Embodiment 2: according to following steps primary dcreening operation cellulase fungi
(1) substratum: at first,, will contain above preprocessing lignocellulose, 0.5-3% agar, the 0.1-1% ammonium sulfate (NH of 50 orders of doing after the pulverizing of 0.1-5% of its quality according to the quality meter of metals ion liquid
4)
2SO4,0.05-0.5% potassium primary phosphate KH
2PO
4, 0.05-0.5% (w/v) TritonX-100 places container, after 121-128 ℃ of sterilization 20-30 minute, takes out to shake up, and when treating that temperature is cooled to 60-90 degree centigrade, adds metals ion liquid, liquid medium; Then, liquid medium is poured in the sterile flat board, subsequent use after solidifying; Wherein, the preparation method of described metals ion liquid is following: at first, preparation metals ion dope, it contains sal epsom, ferrous sulfate, zinc sulfate, manganous sulfate, NSC 51149 and calcium chloride, and its concentration is 10-200 times of metals ion liquid; Secondly, dilution metals ion dope becomes metals ion liquid, and with the HCl of mass concentration 36% pH of metals ion liquid is transferred to 1-3, and the amount of metals ion liquid interpolation will guarantee that metals ion concentration in substratum is: sal epsom MgSO
47H
2O 0.05-1g/L, ferrous sulfate FeSO
47H
2O 0.1-20mg/L, zinc sulfate ZnSO
47H
2O 0.1-5mg/L, manganous sulfate MnSO
47H
2O 0.1-10mg/L, NSC 51149 CoCl
26H
2O 0.1-20mg/L, CaCl 0.005-0.1g/L;
(2) inoculation screening: getting 1 ml concn is the wooden mould spore suspension of 10^7; Add 50 microlitre NTG mother liquors and make that final NTG concentration is 5mg/ml; Handled 45 minutes, the centrifugal supernatant of abandoning is with a large amount of SPSS washings; Be diluted to the suitable said flat board of concentration application step (1), and the spore that coating is handled without NTG is as blank; 30 degrees centigrade are cultivated after 7 days with the parent is contrast, and random screening goes out 5 of qualified bacterium colonies; With the bacterium colony that screens and blank bacterium colony is that enzyme behind the seed inoculation lignocellulose liquid nutrient medium shake flask fermentation lives that blank is improved the highest raising 0.22 u/ml; Its empty mycelia circle is the 0.433 corresponding enzyme 1.53u/ml of being alive with bacterium colony external diameter ratio; The bacterium ratio that filters out is respectively 0.52,0.62,0.55,0.48,0.6, and corresponding enzyme work is respectively 1.76u/ml, 1.93u/ml, 1.83 u/ml, 1.62 u/ml and 1.88u/ml.

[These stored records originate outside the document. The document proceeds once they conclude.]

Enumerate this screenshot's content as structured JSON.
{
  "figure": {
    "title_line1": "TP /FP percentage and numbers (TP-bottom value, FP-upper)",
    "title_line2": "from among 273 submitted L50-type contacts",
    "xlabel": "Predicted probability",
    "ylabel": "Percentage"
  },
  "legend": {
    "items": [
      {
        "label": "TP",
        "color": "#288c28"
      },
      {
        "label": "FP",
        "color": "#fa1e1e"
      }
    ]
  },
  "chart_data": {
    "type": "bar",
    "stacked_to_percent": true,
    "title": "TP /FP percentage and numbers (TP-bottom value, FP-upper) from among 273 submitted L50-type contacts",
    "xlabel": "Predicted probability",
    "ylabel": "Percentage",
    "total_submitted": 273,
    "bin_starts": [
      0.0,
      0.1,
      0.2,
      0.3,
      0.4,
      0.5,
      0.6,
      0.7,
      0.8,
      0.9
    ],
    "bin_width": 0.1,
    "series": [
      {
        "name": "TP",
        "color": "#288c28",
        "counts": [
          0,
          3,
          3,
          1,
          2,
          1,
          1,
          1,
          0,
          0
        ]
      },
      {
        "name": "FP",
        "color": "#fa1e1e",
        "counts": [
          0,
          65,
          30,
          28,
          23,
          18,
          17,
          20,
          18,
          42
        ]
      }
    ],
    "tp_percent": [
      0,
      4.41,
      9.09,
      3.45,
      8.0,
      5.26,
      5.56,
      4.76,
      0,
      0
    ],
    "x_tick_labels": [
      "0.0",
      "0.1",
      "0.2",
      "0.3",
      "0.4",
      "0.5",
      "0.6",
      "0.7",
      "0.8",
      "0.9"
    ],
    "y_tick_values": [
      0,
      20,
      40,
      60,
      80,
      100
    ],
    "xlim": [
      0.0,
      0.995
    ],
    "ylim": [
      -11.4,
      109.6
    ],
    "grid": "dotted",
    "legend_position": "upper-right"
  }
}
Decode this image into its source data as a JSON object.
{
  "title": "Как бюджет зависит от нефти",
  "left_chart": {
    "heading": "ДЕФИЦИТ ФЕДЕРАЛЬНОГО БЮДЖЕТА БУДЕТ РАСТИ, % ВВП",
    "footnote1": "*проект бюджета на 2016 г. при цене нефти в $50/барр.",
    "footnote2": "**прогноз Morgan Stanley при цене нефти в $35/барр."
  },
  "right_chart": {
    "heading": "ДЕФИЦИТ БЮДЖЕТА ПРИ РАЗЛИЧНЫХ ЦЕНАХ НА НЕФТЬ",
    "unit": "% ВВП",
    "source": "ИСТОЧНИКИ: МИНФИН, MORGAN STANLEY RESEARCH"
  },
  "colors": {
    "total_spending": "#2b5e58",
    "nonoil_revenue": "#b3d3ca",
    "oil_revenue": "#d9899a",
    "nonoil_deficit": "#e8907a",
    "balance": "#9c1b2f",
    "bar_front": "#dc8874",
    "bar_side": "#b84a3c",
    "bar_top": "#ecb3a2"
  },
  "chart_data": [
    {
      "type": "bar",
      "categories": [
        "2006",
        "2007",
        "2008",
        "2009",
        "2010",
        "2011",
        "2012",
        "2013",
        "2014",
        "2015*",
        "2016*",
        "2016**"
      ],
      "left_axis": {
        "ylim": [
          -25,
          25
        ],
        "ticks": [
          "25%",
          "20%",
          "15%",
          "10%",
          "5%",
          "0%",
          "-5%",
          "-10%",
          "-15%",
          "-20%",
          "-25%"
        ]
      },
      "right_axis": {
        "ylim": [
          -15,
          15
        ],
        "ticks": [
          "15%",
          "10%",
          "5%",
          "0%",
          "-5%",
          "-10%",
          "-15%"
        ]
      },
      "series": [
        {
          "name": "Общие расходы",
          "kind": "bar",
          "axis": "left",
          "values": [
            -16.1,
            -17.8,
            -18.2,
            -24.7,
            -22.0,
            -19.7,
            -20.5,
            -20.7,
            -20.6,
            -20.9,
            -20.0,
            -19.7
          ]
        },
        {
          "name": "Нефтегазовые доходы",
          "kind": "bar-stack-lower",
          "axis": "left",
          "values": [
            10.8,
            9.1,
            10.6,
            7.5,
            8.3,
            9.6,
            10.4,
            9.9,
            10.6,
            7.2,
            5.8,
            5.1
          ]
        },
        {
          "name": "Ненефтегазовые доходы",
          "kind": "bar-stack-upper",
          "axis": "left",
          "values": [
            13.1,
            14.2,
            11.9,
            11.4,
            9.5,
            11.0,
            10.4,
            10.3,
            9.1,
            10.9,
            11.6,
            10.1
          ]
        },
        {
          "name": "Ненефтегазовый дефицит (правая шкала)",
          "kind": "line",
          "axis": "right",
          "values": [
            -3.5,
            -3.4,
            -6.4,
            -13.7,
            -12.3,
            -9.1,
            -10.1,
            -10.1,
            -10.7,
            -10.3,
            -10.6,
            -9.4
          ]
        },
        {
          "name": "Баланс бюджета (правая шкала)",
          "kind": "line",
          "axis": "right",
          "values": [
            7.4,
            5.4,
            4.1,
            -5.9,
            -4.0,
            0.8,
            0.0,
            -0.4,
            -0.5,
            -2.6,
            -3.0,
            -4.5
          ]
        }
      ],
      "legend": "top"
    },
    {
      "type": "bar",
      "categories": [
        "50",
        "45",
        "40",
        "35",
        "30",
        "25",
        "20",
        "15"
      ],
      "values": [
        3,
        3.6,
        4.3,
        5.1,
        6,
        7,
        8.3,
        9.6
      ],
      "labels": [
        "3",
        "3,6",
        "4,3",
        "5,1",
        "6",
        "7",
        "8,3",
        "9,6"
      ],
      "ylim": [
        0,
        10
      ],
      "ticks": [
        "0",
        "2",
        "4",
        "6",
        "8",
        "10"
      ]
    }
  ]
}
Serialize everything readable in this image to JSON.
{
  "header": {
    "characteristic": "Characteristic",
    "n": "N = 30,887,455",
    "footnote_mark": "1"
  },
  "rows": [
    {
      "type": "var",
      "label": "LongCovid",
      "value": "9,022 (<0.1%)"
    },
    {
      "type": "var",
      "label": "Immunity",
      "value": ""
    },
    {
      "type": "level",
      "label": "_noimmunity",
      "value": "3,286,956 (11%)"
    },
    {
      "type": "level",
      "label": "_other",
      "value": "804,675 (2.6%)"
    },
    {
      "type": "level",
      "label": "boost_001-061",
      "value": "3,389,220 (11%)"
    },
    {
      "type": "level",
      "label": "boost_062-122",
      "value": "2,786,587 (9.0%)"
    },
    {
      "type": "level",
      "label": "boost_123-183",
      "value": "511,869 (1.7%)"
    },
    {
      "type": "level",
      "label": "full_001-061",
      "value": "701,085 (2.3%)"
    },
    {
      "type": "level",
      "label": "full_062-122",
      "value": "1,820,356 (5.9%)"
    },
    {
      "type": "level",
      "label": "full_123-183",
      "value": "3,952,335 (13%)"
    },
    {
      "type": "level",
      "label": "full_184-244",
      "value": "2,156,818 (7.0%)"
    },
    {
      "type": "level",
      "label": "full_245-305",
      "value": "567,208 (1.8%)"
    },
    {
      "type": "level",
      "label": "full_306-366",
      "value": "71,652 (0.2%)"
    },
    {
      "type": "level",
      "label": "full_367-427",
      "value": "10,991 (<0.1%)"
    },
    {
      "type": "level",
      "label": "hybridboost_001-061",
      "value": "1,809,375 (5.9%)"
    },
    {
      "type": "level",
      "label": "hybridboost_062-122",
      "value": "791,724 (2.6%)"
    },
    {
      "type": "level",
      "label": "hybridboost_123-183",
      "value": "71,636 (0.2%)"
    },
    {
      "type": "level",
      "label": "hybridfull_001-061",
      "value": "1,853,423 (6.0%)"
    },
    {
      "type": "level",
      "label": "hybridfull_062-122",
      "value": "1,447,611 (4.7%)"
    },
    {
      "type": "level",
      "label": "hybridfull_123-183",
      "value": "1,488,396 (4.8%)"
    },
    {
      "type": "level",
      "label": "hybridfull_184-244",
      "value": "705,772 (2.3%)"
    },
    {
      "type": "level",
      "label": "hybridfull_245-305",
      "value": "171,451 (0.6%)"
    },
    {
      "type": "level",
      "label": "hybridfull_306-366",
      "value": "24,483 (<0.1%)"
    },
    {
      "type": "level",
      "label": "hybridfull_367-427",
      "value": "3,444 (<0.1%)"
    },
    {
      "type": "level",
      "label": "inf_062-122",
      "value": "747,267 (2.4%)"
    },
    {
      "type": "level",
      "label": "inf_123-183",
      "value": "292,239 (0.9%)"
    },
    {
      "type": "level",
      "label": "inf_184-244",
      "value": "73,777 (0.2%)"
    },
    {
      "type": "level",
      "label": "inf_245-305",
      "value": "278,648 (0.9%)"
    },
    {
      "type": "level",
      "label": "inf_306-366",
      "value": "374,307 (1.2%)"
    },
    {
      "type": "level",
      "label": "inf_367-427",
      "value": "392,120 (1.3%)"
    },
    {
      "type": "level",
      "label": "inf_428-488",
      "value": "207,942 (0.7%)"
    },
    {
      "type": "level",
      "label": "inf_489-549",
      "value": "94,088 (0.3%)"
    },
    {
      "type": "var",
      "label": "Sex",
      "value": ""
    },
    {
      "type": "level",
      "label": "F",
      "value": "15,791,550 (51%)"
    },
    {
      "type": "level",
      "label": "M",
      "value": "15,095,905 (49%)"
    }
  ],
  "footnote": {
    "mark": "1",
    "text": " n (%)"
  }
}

Embodiment 3: according to following steps primary dcreening operation cellulase fungi
(1) substratum: at first,, will contain above preprocessing lignocellulose, 0.5-3% agar, the 0.1-1% ammonium sulfate (NH of 50 orders of doing after the pulverizing of 0.1-5% of its quality according to the quality meter of metals ion liquid
4)
2SO4,0.05-0.5% potassium primary phosphate KH
2PO
4, 0.05-0.5% (w/v) TritonX-100 places container, after 121-128 ℃ of sterilization 20-30 minute, takes out to shake up, and when treating that temperature is cooled to 60-90 degree centigrade, adds metals ion liquid, liquid medium; Then, liquid medium is poured in the sterile flat board, subsequent use after solidifying; Wherein, the preparation method of described metals ion liquid is following: at first, preparation metals ion dope, it contains sal epsom, ferrous sulfate, zinc sulfate, manganous sulfate, NSC 51149 and calcium chloride, and its concentration is 10-200 times of metals ion liquid; Secondly, dilution metals ion dope becomes metals ion liquid, and with the HCl of mass concentration 36% pH of metals ion liquid is transferred to 1-3, and the amount of metals ion liquid interpolation will guarantee that metals ion concentration in substratum is: sal epsom MgSO
47H
2O 0.05-1g/L, ferrous sulfate FeSO
47H
2O 0.1-20mg/L, zinc sulfate ZnSO
47H
2O 0.1-5mg/L, manganous sulfate MnSO
47H
2O 0.1-10mg/L, NSC 51149 CoCl
26H
2O 0.1-20mg/L, CaCl 0.005-0.1g/L;
(2) inoculation screening: inoculate on the 5 strain black molds and the said substratum of step (1) that known filter paper enzyme activity varies in size with identical inoculum size, its enzyme work is respectively 0.5 u/ml, 0.62u/ml, 0.93 u/ml, 1.02 u/ml, 1.21 u/ml; Cultivate for 28 degrees centigrade and measured its mycelia circle and bacterium colony external diameter in 5 days, its ratio is respectively 0.11,0.15,0.18,0.24,0.32.